I am in a similar position in acedemics. I am also able to talk to anyone and am generally liked by a decent amount of people. People ask me for advice and come to me for a good laugh when they're down. I have several ambitious ideas for the future and am slowly bettering myself as a person.TheAceTheOne said:snip
I have beaten the ever-loving shit out of myself to get here. I have had to rip doubt and fear out of mind and have tried to destroy whatever sadness and hate that may arise within me.
Everytime I feel like life is too much, I try to rationalize. If that doesn't work, I look in the mirror and try to think of goodness and hope. When that doesn't work, I literally punch myself in the cheek as hard as I can. Why? It knocks me out of whatever cloud has enshrouded my mind. I regain my composure. I make myself better everytime. Suffering forces us to make decisions that can change who we are.

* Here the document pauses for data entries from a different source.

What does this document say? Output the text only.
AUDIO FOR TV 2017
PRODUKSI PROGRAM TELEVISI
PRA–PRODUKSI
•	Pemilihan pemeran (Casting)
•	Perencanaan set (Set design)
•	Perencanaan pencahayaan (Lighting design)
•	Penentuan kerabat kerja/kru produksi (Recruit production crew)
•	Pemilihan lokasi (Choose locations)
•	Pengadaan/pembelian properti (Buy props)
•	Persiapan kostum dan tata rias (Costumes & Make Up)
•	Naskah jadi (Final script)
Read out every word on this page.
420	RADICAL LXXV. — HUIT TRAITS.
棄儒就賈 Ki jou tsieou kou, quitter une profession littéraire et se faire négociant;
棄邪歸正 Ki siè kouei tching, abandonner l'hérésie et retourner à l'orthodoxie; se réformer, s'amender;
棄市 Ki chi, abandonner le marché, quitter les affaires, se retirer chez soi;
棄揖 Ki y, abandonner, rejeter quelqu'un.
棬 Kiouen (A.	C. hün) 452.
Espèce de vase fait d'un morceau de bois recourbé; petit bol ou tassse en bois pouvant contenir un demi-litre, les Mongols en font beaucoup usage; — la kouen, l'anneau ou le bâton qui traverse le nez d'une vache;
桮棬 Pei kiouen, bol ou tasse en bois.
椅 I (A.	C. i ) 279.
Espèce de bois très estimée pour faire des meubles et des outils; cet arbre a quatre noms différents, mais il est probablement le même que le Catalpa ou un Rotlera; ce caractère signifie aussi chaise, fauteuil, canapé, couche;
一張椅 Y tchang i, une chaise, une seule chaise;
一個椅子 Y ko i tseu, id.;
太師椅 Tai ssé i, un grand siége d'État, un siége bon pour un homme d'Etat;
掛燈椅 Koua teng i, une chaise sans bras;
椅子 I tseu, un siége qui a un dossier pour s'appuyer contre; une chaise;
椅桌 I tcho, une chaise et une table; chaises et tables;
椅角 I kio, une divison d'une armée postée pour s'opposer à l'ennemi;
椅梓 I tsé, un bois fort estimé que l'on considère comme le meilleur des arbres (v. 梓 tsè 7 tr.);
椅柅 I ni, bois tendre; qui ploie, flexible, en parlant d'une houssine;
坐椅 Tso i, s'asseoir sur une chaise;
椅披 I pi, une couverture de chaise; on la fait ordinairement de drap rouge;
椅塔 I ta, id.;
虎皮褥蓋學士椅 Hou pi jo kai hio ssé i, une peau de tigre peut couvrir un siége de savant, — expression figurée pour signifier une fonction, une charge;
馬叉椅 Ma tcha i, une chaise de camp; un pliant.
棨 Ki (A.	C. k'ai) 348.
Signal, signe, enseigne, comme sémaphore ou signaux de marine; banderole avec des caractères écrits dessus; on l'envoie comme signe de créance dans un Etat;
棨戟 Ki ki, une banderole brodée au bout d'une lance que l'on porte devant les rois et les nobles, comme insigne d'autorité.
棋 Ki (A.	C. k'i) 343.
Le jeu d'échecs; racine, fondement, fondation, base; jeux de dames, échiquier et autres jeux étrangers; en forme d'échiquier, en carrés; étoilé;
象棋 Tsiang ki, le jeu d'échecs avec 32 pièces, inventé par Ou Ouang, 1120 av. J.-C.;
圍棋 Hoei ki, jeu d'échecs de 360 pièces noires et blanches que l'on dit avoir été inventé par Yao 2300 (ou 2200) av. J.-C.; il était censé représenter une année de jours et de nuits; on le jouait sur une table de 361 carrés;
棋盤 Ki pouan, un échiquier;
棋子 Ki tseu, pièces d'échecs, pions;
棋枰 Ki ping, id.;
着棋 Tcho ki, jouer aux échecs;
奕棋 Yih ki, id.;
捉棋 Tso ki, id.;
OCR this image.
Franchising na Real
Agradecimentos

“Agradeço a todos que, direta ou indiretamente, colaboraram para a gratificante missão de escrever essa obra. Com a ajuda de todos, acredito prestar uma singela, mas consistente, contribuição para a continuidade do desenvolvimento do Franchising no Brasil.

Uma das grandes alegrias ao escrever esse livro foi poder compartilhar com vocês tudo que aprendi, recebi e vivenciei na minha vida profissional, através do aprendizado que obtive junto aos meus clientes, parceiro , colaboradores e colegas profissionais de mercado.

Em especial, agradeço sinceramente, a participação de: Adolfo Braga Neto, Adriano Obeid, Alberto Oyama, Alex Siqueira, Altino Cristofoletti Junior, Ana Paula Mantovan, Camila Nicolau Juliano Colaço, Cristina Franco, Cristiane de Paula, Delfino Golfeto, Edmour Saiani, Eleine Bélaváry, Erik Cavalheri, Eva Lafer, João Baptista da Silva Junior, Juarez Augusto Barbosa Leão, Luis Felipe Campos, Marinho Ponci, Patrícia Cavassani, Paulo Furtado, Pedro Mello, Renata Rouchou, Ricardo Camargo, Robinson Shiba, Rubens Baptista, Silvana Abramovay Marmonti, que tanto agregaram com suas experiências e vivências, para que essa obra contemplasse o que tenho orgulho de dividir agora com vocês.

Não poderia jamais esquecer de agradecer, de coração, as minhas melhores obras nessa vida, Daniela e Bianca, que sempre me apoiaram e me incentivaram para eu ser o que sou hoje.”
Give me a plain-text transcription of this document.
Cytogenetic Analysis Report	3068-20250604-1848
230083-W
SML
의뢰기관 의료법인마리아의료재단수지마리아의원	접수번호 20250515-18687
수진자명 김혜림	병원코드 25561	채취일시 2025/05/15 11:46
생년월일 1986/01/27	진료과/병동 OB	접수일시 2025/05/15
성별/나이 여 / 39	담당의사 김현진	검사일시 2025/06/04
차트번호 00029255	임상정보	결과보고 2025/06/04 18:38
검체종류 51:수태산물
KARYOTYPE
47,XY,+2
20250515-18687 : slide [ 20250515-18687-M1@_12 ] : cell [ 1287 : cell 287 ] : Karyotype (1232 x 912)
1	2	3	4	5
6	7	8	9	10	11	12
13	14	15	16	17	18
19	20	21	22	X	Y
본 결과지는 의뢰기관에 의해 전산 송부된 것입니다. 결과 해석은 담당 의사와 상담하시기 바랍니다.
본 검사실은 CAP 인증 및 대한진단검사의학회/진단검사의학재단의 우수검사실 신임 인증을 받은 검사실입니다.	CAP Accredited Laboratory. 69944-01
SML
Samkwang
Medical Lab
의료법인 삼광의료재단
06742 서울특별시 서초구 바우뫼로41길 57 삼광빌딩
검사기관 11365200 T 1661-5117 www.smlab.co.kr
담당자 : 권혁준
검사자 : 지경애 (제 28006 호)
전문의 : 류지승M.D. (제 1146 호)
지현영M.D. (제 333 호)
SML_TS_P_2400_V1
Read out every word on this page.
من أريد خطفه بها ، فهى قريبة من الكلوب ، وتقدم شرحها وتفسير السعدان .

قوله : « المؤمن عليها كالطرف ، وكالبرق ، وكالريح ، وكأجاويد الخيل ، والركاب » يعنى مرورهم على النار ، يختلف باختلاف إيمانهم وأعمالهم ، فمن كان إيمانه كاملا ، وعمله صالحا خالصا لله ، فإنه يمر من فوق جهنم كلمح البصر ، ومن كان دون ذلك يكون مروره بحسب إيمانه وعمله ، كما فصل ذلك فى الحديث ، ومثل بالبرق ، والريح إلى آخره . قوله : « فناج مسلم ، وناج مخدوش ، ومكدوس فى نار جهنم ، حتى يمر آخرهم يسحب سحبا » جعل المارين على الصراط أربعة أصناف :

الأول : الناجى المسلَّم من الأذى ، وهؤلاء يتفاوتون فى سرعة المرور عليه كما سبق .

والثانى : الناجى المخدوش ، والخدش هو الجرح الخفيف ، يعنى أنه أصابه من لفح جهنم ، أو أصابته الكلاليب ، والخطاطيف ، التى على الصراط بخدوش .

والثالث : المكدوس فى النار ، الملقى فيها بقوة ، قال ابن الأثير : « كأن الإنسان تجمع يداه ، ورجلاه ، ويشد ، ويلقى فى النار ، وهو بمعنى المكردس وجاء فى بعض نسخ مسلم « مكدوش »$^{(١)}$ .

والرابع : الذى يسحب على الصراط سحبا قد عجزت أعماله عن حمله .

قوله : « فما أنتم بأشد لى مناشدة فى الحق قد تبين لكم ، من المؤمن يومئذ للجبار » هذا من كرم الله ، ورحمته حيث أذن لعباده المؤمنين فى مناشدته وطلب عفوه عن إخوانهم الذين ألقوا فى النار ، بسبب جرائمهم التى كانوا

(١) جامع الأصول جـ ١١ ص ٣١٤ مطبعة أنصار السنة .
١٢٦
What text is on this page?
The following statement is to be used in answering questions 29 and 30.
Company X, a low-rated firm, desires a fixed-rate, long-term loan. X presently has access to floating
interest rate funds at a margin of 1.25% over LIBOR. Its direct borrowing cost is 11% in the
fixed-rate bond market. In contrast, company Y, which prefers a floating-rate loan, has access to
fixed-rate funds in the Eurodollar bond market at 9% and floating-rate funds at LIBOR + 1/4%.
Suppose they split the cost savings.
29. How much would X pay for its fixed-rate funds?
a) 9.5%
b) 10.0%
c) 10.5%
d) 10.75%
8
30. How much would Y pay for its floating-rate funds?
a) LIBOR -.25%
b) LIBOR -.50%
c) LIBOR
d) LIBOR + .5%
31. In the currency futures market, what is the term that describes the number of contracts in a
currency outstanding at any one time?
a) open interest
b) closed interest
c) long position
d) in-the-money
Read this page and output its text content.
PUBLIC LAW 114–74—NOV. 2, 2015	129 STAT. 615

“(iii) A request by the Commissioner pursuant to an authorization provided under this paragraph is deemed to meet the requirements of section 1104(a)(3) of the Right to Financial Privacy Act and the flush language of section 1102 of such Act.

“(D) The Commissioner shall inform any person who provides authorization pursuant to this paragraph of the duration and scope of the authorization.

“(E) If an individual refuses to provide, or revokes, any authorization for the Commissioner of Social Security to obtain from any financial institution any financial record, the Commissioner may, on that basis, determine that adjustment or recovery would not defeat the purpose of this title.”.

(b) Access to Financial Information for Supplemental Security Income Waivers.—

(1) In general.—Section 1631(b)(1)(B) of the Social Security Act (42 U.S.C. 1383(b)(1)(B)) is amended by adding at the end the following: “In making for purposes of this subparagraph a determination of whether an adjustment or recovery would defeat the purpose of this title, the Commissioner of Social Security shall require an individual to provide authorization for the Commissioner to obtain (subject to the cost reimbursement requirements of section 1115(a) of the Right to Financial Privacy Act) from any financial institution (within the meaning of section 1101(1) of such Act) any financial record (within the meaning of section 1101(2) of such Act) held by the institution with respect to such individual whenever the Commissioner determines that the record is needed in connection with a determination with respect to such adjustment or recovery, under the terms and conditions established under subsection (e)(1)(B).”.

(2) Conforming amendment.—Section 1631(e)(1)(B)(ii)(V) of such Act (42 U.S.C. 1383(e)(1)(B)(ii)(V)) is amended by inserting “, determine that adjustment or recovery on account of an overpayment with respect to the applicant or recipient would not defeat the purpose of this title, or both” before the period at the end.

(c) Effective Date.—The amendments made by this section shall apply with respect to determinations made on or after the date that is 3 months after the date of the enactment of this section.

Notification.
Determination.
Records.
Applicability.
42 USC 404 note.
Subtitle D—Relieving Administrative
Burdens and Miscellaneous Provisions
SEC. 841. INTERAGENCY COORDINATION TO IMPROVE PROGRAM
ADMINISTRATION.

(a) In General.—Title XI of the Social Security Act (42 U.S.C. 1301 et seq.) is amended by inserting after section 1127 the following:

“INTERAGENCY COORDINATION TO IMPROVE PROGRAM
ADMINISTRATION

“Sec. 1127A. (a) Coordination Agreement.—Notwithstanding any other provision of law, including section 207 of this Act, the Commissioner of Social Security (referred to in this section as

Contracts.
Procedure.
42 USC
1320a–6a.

You view yourself as undeserving of what you have. Tell me, have you really suffered enough to feel that? Maybe, purely suggestion, you need to find some time (atleast an hour), sit in ure silence (or the closest to) and think. Think about how you got here. Think about how others view you. Think about how you view yourself. Find what about you that you despise, that you hate, and tear it out. It may be immidiate or it may take time, but it will help; even if it sucks at first.
I don't know if that makes any sense, but it is late here and I am tired. Best of luck to you and solving your problems.